Monday, September 26, 2011

The NLRB and "Facebook Firings"

Since President Obama’s appointees to the National Labor Relations Board constitute a majority, the NLRB has taken an aggressive approach to employer work rules and policies which, in the NLRB’s view, restrict employees in the exercise of protected concerted activity on social media sites.  In tandem with this aggressive approach to enforcement, the NLRB has advanced a very broad view of when employees’ social media activity constitutes “protected concerted activity.”  

On August 18, 2011, the NLRB published a Report of the Acting General Counsel Concerning Social Media Cases.  Anne Purcell, “Report of the Acting General Counsel Concerning Social Media Cases”, Office of the General Counsel, Division of Operations-Management, Mem. OM 11-74 (August 18, 2011).  This report described selected NLRB actions related to social media.  Among the common features of the actions were that the employee conversations, however offensive, occurred in a broader context of a discussion relating to working conditions.  Id.  Another common feature was that the posts all involved discussions between multiple employees, either online or offline, even if the online post did not result in a discussion.  Id.  A third common element was the lack of a social media policy, or the perceived over breadth of an existing social media policy.  Id.

In the NLRB’s view, an employee’s social media activity is protected as “concerted action” so long as it touches on a term or condition of employment, and falls short of making a physical threat.  This view was largely endorsed recently by the recent decision in Hispanics United of Buffalo, Inc. v.
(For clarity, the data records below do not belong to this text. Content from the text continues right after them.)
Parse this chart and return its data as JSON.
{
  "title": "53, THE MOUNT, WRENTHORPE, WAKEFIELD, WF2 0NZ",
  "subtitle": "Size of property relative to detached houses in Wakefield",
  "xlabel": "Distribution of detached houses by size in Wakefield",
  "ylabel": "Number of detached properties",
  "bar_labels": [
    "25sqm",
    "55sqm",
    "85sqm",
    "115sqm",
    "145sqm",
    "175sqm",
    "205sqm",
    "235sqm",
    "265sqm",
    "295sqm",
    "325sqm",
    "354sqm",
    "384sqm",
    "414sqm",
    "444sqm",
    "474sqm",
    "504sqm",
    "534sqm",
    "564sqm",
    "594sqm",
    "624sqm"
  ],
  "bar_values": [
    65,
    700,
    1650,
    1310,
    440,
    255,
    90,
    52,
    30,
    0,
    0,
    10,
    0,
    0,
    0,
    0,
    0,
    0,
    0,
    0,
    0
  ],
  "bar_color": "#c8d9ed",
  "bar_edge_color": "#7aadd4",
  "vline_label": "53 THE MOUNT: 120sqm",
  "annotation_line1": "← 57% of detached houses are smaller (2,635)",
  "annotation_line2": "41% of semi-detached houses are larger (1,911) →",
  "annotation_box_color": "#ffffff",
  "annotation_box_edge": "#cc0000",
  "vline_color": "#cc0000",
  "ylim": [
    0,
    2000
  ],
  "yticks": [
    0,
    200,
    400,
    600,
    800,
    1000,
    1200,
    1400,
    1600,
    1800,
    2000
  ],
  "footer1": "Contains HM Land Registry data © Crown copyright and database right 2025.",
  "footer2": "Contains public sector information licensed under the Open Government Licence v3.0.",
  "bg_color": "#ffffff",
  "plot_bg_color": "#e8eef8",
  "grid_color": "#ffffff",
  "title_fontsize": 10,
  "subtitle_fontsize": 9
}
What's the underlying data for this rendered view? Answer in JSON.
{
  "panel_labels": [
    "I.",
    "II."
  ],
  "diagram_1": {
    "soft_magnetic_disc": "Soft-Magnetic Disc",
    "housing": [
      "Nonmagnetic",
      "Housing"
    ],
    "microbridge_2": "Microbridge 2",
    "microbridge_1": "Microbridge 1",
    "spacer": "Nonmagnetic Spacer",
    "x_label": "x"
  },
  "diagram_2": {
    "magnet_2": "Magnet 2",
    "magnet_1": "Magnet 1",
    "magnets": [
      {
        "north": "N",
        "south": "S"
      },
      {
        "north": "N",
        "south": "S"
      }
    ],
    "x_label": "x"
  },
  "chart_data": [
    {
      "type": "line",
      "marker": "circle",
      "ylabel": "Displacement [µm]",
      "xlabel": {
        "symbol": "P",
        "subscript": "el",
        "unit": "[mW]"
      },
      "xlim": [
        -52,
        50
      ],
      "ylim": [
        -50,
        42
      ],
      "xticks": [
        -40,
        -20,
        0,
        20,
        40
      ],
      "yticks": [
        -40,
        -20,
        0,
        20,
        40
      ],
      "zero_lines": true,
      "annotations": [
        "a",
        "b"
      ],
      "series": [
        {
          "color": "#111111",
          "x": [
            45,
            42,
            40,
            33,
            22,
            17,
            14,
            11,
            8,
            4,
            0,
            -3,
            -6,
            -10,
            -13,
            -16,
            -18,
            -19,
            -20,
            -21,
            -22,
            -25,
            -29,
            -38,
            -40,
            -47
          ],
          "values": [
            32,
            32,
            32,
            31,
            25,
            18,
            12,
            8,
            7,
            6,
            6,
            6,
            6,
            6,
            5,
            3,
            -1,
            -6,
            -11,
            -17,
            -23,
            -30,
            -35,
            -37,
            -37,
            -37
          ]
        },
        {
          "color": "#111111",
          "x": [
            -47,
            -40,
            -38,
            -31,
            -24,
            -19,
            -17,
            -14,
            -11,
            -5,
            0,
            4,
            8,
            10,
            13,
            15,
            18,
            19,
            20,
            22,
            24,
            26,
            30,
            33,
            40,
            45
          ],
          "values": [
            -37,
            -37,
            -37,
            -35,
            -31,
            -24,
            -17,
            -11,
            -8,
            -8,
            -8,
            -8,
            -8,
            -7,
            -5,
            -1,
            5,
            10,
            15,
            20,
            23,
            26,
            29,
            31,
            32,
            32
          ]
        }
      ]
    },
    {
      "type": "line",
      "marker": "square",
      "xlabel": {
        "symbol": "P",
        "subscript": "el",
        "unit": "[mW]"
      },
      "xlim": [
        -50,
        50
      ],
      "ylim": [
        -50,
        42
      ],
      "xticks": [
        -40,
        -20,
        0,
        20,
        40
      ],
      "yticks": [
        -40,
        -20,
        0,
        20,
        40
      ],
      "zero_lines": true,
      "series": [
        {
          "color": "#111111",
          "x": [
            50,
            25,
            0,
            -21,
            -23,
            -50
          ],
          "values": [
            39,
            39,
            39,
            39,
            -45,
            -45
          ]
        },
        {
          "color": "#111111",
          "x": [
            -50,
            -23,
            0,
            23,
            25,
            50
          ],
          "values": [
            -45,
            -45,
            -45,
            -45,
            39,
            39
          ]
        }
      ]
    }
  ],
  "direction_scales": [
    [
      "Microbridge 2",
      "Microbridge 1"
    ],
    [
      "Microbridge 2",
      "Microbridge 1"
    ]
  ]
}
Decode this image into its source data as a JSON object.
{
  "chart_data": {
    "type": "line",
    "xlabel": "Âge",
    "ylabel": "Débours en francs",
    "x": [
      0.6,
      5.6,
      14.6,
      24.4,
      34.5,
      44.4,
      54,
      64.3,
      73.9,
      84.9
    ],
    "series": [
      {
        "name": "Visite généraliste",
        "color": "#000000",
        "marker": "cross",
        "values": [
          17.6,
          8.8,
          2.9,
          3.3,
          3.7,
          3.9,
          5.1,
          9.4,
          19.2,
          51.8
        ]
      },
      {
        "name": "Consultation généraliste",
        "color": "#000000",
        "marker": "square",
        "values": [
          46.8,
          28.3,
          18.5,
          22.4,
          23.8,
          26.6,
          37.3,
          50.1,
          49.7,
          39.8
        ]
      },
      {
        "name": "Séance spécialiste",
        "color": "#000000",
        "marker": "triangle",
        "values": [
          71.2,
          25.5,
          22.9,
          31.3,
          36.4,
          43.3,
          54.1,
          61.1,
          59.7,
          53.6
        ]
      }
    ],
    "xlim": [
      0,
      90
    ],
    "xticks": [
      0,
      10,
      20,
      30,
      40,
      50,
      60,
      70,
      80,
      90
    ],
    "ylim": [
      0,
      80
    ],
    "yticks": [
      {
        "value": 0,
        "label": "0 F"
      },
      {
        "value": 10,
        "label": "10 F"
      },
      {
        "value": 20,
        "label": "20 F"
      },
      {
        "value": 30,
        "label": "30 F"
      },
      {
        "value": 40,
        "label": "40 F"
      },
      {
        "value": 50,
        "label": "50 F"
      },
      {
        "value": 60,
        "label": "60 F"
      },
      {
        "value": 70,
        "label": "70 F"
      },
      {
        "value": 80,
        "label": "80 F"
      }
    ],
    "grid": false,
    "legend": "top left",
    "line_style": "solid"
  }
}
Ortiz, No. 3-CA-27872 (NLRB Sept. 2, 2011)Hispanics United dealt with the termination of five employees for postings to one of the terminated employee’s Facebook pages.  That employee had posted a comment naming a co-worker who believed that her department did not do enough to serve their clients and soliciting input from her co-workers.  The employee added that she had “about had it!”  Id. at 4.  The employees who participated in this discussion were terminated three days later, purportedly for violating the employer’s anti-harassment policies.  In Hispanics United, Administrative Law Judge Arthur Amchan concluded that the employees’ Facebook discussions were protected because they represented the “first step towards taking group action.”  Id. at 8.  The ruling was based on the employees’ right “to discuss matters affecting their employment amongst themselves.”  Hispanics United, No. No. 3-CA-27872 at 9.

Neither did the sometimes-vulgar nature of the discussion make it so “opprobrious” as to take it outside the protections of the National Labor Relations Act.  While some posts lapsed into profanity – “what the f. .. Try doing my job I have 5 programs” or “Tell her to come do [my] fucking job n c [and see] if I don’t do enough, this is just dum [sic.]” – the NLRB characterized it as “objectively quite innocuous” in a Memorandum dated August 18, 2011.  Anne Purcell, “Report of the Acting General Counsel Concerning Social Media Cases”, supra.  ALJ Amchan appeared to substantially agree with the NLRB’s assessment, finding that simply mentioning an employee’s name together with these comments did not transform the conversation into harassment.  ALJ Amchan accordingly found that the employer’s anti-harassment policy was not violated and that the employer had no rational basis for concluding that it had been. 

This discussion of employer policies is typical of the NLRB’s focus in other social-media related actions that it has initiated.  One of the NLRB’s primary concerns has been with what it views as “overbroad” restrictions by employers contained in their social media policies.  The NLRB repeatedly targeted policies which might be interpreted to restrict employees’ ability to engage in protected concerted activity through the use of social media.  While it would be premature at this time, based on the dearth of decisions on this subject, for employers to undertake a wholesale restructuring of their social media policies, it is certainly advisable that employers ensure that their social media policies are tailored to target only social media usage that implicates legitimate business interests.  Employers may also want to consider including a clause carving social media activities that qualify as concerted activity out of any restrictions they place on social media usage.  Preferably, these steps would be taken together – a truly overbroad policy is unlikely to be saved by a limited carve out, and a narrow policy which nonetheless restricts concerted activity may still attract attention. 

This focus on social media policies may portend an attempt by the NLRB to effect wider-reaching changes to employers’ ability to control the use of their electronic resources.  In late April, 2011, the NLRB’s Hartford Regional Director participated in a panel discussion for the Connecticut Bar Association.  During that discussion, the Regional Director revealed that the NLRB is preparing to set the stage to reverse the NLRB’s December 2007 decision in Register Guard.  In that case, the NLRB held that an employer can ban employee use of corporate e-mail systems for non-business reasons as long as the policy is enforced in a non-discriminatory manner.  The Guard Publishing Co. d/b/a The Register-Guard, 351 NLRB No. 70 (2007).  If reversed, employers’ ability to limit the use of social media by employees on employer electronic resources could be severely undermined.